Additionally, there would be interest in economic research considering crop rotation cycles for the optimal production of feed grains, said Batcha. “And, the economics [of] profitability and transition – what are the choices that are made during the transition period that determine how long it takes you to reach profitability? So people can plan for that and make good choices,” she added.

Thus far, the organic world has been growing outside of government support, said Lynn Clarkson, founder and owner of Clarkson Grain Company. But, the community has been struggling to complete research because funding is limited.

“I would like to see an independent source of money so we’re not dependent on Congress,” he told us.

Supporting research and the development and spread of best practices for organic feed grain producers could bring new farmers into organics and reduce the current reliance on imported feed grains, he said. The US continues to import a large portion of the organic corn and soybeans needed to make organic feed.

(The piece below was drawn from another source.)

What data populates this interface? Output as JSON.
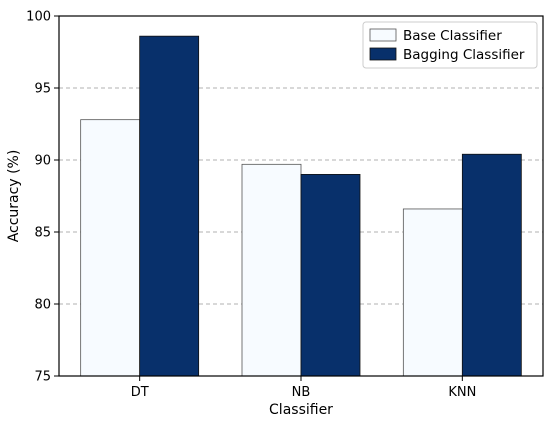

At the moment, if a major animal producer wanted to start an organic line and needed to know in advance that their feed needs would be met, they would likely rely on imported feed ingredients, he said. However, there continue to be concerns about the validity of imported organic grains.

“It’s important that the US develop more of its own production,” he said. “I think the buyer would be very friendly to a domestic production label.”

Additionally, the change to organic production can be intimidating for farmers who may need to reduce reliance on chemical inputs and face a multi-year transition period before they can complete the certification process, said Clarkson. “There would be a lot more farmers willing if they didn’t fear they would be losing money during the transition,” he added.

“There’s nothing really convenient about organic, you can’t sell it on every street corner, nor can you hedge it – it doesn’t have a correlation, it is its own supply-demand curve, and it moves differently and you leave your third-party support on fertilizers behind and that’s frightening,” he said. “It puts the farmer in a situation of more isolated responsibility for what going on on his farm, and it limits his number of tools to fight disease or insect attacks.”